The film NorthEast Passage documented life in North/Northeast Portland in the late 1990s when crime and abandoned buildings were the neighborhood's number one concern. Rising home prices and outside investors were welcomed by many. A lot has changed for the better and a lot of mistakes were made for the worse.
Come to a screening of NorthEast Passage: The Inner City and the American Dream and participate in a panel discussion about what the lessons learned in North/Northeast Portland can teach the rest of the city.
Screenings of NorthEast Passage are part of a drive to raise funds to complete its sequel, Priced Out: Gentrification Beyond Black and White.
For the last six months Priced Out producers have been grinding hundreds of hours of footage into 65-minute rough draft. Once editing is complete, producers hope to take the project into finishing, where audio and color are refined into a production that's ready for primetime.

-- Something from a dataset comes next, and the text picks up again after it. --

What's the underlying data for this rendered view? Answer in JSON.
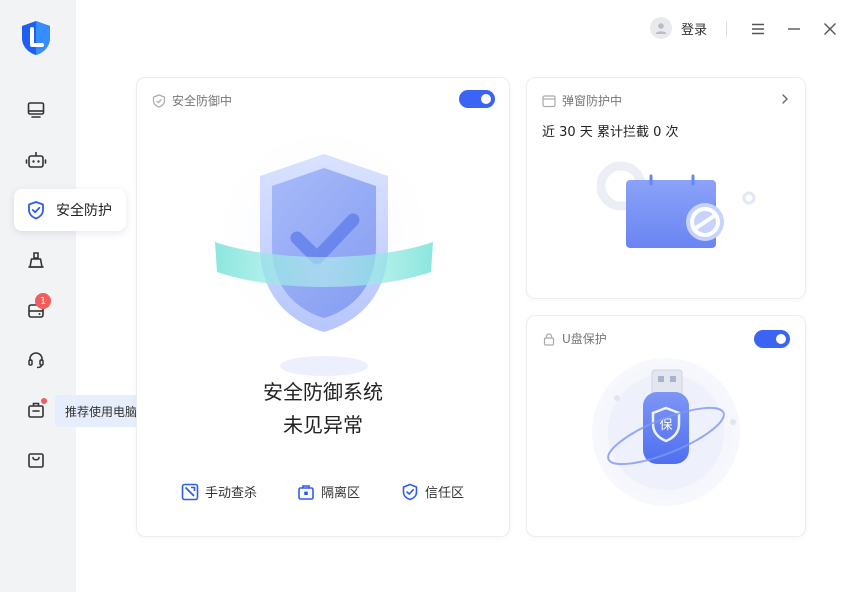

“Our first film, NorthEast Passage, was very successful locally but never made it to the finishing phase,” said producer Cornelius Swart. “Taking Priced Out into finishing will allow us to get into festivals and reach a much larger audience.”
The film launched successful Kickstarter last summer that funded the start of production. Producers hope to raise new funds through a series of micro-screenings of NorthEast Passage held on the first three Thursdays in November. The event is co-sponsored by Northwest Documentary and Ignorant/Reflections's Gentrification Is Weird project.